In the final chapter of The Irresistible Revolution, Shane Claiborne quotes Catholic Worker movement cofounder Peter Maurin: "If we are crazy, then it is because we refuse to be crazy in the same way that the world has gone crazy." Then Claiborne tells Nietzsche's story of the madman who is mocked by his fellow townsmen for seeking God. The madman decides God is dead and says "'We have killed him, you and I.'" The madman sees a world growing colder and darker without God and likens churches to tombs.
Claiborne remembers a sermon he once preached, "a clever little talk about how the world is filled with the walking dead, people who breathe air but who are not truly alive. I compared the deadness to vampires and said that vampires can't stand light. They can not stand the cross." He sees the sermon as a little silly now, but still with a hint of truth ...

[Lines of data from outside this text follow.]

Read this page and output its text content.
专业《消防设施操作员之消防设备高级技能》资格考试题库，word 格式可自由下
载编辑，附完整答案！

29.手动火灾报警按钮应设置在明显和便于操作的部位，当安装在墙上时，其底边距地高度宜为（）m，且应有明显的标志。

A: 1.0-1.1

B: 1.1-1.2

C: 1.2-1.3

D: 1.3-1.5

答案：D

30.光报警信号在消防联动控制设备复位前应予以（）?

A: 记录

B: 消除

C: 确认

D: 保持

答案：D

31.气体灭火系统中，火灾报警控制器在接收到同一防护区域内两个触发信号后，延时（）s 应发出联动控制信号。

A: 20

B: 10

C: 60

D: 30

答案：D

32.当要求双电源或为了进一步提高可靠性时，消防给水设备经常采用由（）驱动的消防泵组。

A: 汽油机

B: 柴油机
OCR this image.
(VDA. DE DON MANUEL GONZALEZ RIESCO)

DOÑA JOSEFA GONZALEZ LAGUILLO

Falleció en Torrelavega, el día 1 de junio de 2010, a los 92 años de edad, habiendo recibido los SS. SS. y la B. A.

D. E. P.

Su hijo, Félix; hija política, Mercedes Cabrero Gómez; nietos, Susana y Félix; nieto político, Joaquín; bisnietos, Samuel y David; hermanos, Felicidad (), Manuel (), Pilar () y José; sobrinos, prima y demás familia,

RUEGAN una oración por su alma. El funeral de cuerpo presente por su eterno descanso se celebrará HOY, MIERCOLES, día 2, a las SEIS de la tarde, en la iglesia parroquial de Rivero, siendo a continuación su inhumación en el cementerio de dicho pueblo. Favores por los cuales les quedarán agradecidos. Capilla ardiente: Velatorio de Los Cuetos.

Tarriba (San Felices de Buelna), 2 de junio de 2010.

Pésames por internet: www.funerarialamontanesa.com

Claiborne finds hope everywhere that "ordinary radicals" all around him are quietly building a new world. He also makes a plea for these radicals to stay part of the traditional Christian church or at least traditional Christianity: "So we mustn't allow ourselves to detach from the church in self-righteous cynicism. That's too easy and too empty. To those communities who have severed themselves from the established church, please build a bridge, for the church needs your prophetic voice. We can do more together than we can do alone." He also quotes Augustine: "'The church is a whore, but she's my mother.'"
Claiborne makes several good points. I would agree that the kingdom is being built all about us, under our noses, in ways that are invisible unless you have eyes to see. One of the joys of a transformed heart is the ability to discern the work. It reminds me of Harry Potter: suddenly you can perceive a hidden world right next to the prosaic muggles world you've been living in: you see platform 9 3/4s and Diagonal Alley, hidden, to use the cliche, in plain sight. And it becomes less about you as an individual saving the world or doing something grand and more about becoming part of something bigger than yourself. I'm reminded of an interview with N.T. Wright that I recently read. Wright says it's a mistake to think of God as "out there" in outer space, somewhere so far away that you'd need to take a spaceship to reach it. That makes God remote, he said, and not part of our reality. Instead, we need to recognize that God is all around us, in the air we breath, but separated from us by invisible (and yet penetrable) walls.
I think liberal Quakers could take heed of Claiborne's warning that it can be self-destructive to remove one's group from the Christian world, flawed as the church might be. I also agree with Claiborne that, perhaps unwittingly, the secular world will do everything it can to paint participation in this alternative world as crazy. And I wonder what it takes to "tip" us into taking the small steps that get us into that other world. I know the pat answer is "grace," but what, concretely, gets us where we need to be?